Subject to certain extension provisions set out in the LOI, the transactions contemplated thereunder must be completed prior to April 30, 2008. Upon closing of the RTO, all of the current members of the Board of Directors of CBT, other than Michael Liik, will resign and will be replaced by between four and six new members.

Execution of the LOI has received the unanimous approval of the Board of Directors of CBT. CBT expects to provide its shareholders with a full description of the LOI and the transactions contemplated thereunder during January, 2008.
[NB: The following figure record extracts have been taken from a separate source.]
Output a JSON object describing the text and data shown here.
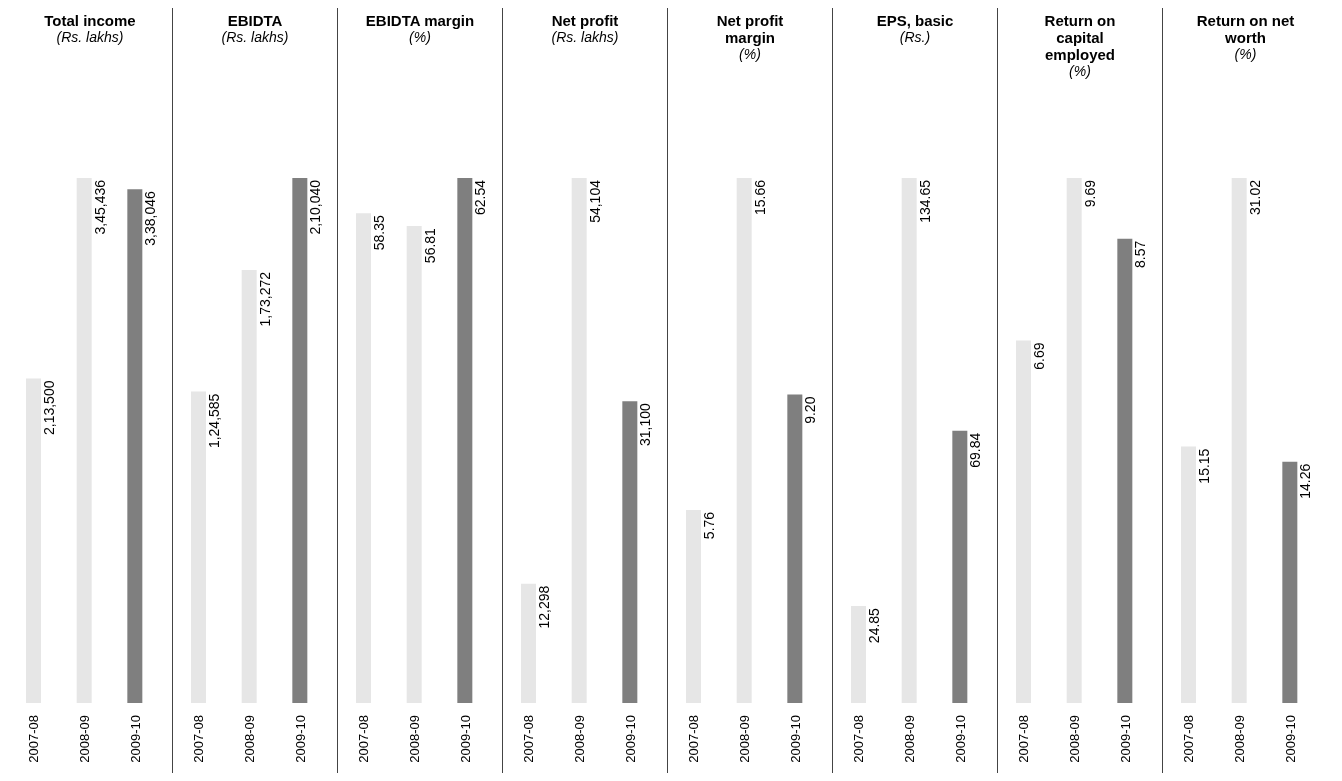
{
  "chart_data": [
    {
      "type": "bar",
      "title": "Total income",
      "subtitle": "(Rs. lakhs)",
      "categories": [
        "2007-08",
        "2008-09",
        "2009-10"
      ],
      "values": [
        213500,
        345436,
        338046
      ],
      "colors": [
        "#e6e6e6",
        "#e6e6e6",
        "#7f7f7f"
      ],
      "value_labels": [
        "2,13,500",
        "3,45,436",
        "3,38,046"
      ]
    },
    {
      "type": "bar",
      "title": "EBIDTA",
      "subtitle": "(Rs. lakhs)",
      "categories": [
        "2007-08",
        "2008-09",
        "2009-10"
      ],
      "values": [
        124585,
        173272,
        210040
      ],
      "colors": [
        "#e6e6e6",
        "#e6e6e6",
        "#7f7f7f"
      ],
      "value_labels": [
        "1,24,585",
        "1,73,272",
        "2,10,040"
      ]
    },
    {
      "type": "bar",
      "title": "EBIDTA margin",
      "subtitle": "(%)",
      "categories": [
        "2007-08",
        "2008-09",
        "2009-10"
      ],
      "values": [
        58.35,
        56.81,
        62.54
      ],
      "colors": [
        "#e6e6e6",
        "#e6e6e6",
        "#7f7f7f"
      ],
      "value_labels": [
        "58.35",
        "56.81",
        "62.54"
      ]
    },
    {
      "type": "bar",
      "title": "Net profit",
      "subtitle": "(Rs. lakhs)",
      "categories": [
        "2007-08",
        "2008-09",
        "2009-10"
      ],
      "values": [
        12298,
        54104,
        31100
      ],
      "colors": [
        "#e6e6e6",
        "#e6e6e6",
        "#7f7f7f"
      ],
      "value_labels": [
        "12,298",
        "54,104",
        "31,100"
      ]
    },
    {
      "type": "bar",
      "title": "Net profit margin",
      "subtitle": "(%)",
      "categories": [
        "2007-08",
        "2008-09",
        "2009-10"
      ],
      "values": [
        5.76,
        15.66,
        9.2
      ],
      "colors": [
        "#e6e6e6",
        "#e6e6e6",
        "#7f7f7f"
      ],
      "value_labels": [
        "5.76",
        "15.66",
        "9.20"
      ]
    },
    {
      "type": "bar",
      "title": "EPS, basic",
      "subtitle": "(Rs.)",
      "categories": [
        "2007-08",
        "2008-09",
        "2009-10"
      ],
      "values": [
        24.85,
        134.65,
        69.84
      ],
      "colors": [
        "#e6e6e6",
        "#e6e6e6",
        "#7f7f7f"
      ],
      "value_labels": [
        "24.85",
        "134.65",
        "69.84"
      ]
    },
    {
      "type": "bar",
      "title": "Return on capital employed",
      "subtitle": "(%)",
      "categories": [
        "2007-08",
        "2008-09",
        "2009-10"
      ],
      "values": [
        6.69,
        9.69,
        8.57
      ],
      "colors": [
        "#e6e6e6",
        "#e6e6e6",
        "#7f7f7f"
      ],
      "value_labels": [
        "6.69",
        "9.69",
        "8.57"
      ]
    },
    {
      "type": "bar",
      "title": "Return on net worth",
      "subtitle": "(%)",
      "categories": [
        "2007-08",
        "2008-09",
        "2009-10"
      ],
      "values": [
        15.15,
        31.02,
        14.26
      ],
      "colors": [
        "#e6e6e6",
        "#e6e6e6",
        "#7f7f7f"
      ],
      "value_labels": [
        "15.15",
        "31.02",
        "14.26"
      ]
    }
  ]
}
Certain regulatory filings will be made by CBT on EDGAR and SEDAR and each party reviewing this press release is advised to review such filing for detailed disclosure relating to the terms and conditions of the LOI and the transactions contemplated thereunder.

About Colorep and Transprint USA

About Colorep, Inc.

Colorep, Inc. (www.colorep.com) develops and offers subsurface printing and fabric dyeing technologies, providing products and services to the promotion, apparel, commercial furnishings and home decor markets. The Company provides these services to companies through BetaColor LLC, its printing applications division and through the licensing of its technology to manufacturers in these addressable markets. Colorep's technology encompasses a range of advances in the coloration and decoration of fabrics, vinyl, plastics, and coated metals. Its AirDye(tm) technology introduces coloration of fabric without negative environmental impacts.

About Transprint USA, Inc.

Transprint USA (www.transprintusa.com) offers transfer-printing paper for decorating Polyester, Polyester rich substrates and certain other synthetic materials. Transprint USA's products include Transwide(tm), a patented, exclusive product providing transfer-printing paper up to 126" (320 cm) and Transeeze(tm), a release paper product for the printing of vinyl and other plastics. Transprint USA supplies its international customer base through a direct sales force and agents in Australia, Belgium, Canada, England, France, Germany and Turkey.

The issuance of this press release by CBT is not intended to, nor shall it be deemed to, constitute an offer to sell or a solicitation of an offer to buy any of the securities of CBT or Colorep.

Forward-Looking Statements

This press release contains forward-looking statements, within the meaning of the Private Securities Litigation Reform Act of 1995. Such statements include, without limitation, statements with respect to Astris' plans, objectives, expectations and intentions and other statements identified by words such as "may," "could," "would," "should," "believes," "expects," "anticipates," "estimates," "intends," "plans," or similar expressions. These statements are based upon the current assumptions, beliefs and expectations of the management of CBT and are subject to known and unknown risks and uncertainties, many of which are beyond the control of CBT. Such risks include those detailed in the filings of CBT with the Securities and Exchange Commission and the Alberta Securities Commission. Actual results may differ from those set forth in the forward-looking statements. CBT undertakes no obligation to update any forward-looking statements, except as required by law.